For the past several years the limit has risen, and 2023 was no exception. The deduction limit has increased to $1,160,000 and the spending cap on equipment purchases has also increased to $4,050,000.
All print shops, schools, offices, any businesses that purchase, finance, or lease new or used (hey, it’s new to you) equipment should qualify for the deduction.
In addition to the standard Section 179 deduction, Bonus Depreciation is also in effect for 2023. The bonus depreciation is not always offered, but it is this year, and it’s being offered at 80%. Those of you playing along at home may remember it was 100% last year, so it is always a good idea to check with an accountant.
The equipment, vehicles or off-the-shelf software purchased during the current tax year must be put into use during the current year. Additionally, you must use the purchase for business purposes more than 50% of its usage. You can’t buy a laminator for Christmas cards and your kid’s report cards and expect it to be deductible. But if you purchase design software for your business that you also used for your personal holiday cards, just figure out the percentage of the usage that is business-oriented.
Don’t forget: You can deduct used or leased equipment. If it’s new to your shop, it counts as a deduction.
How Much Can You Save?
If you’ve been thinking about a new Lassco Wizer FMMH-3.1 3-Spindle Paper Drill, the numbers work out something like this:
Purchase the incredible Lassco Wizer FMMH-3.1 3-Spindle Hydraulic Paper Drill
Current purchase price = $11,420
First year write off = $11,420 (100% up to $1.16M)
Normal first year depreciation = $0
Cash Savings = $2855 (assuming a 25% tax bracket)
Equipment Cost After Tax = $8565* (assuming 25% tax bracket)
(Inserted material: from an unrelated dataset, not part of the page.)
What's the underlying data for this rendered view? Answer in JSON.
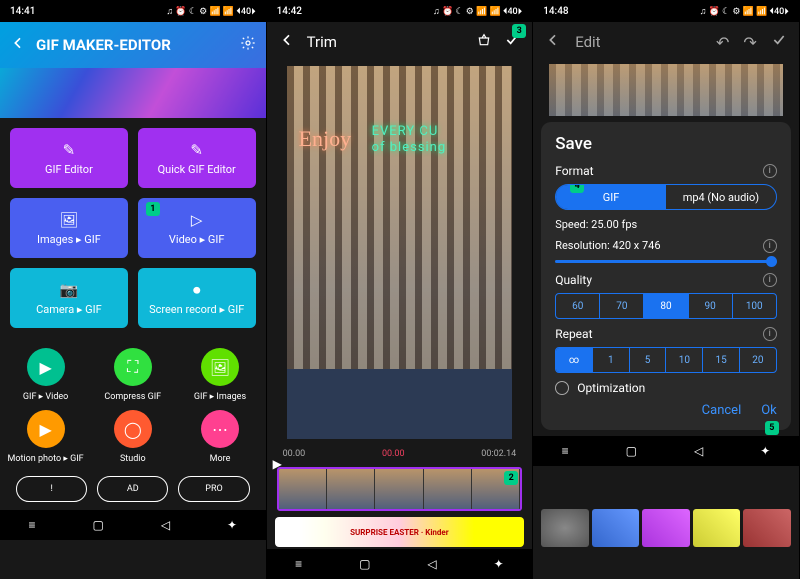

Or, let’s say you are going all-out and want to purchase a Tec Lighting MegaCoat XL82 UV Coater
Current purchase price = $94,300
First Year Write Off = $94,300 (100% up to $1.16M)
Normal First Year Depreciation = $0
Cash Savings = $33,005 (assuming 35% tax bracket)
Equipment Cost After Tax = $61,295* (assuming 35% tax bracket)
*Estimates shown. Consult a tax professional for your specific situation.
If you are thinking about a big equipment purchase for your print shop or office, don’t put it off until next year. These tax codes change, so take advantage of these huge savings, compliments of Uncle Sam.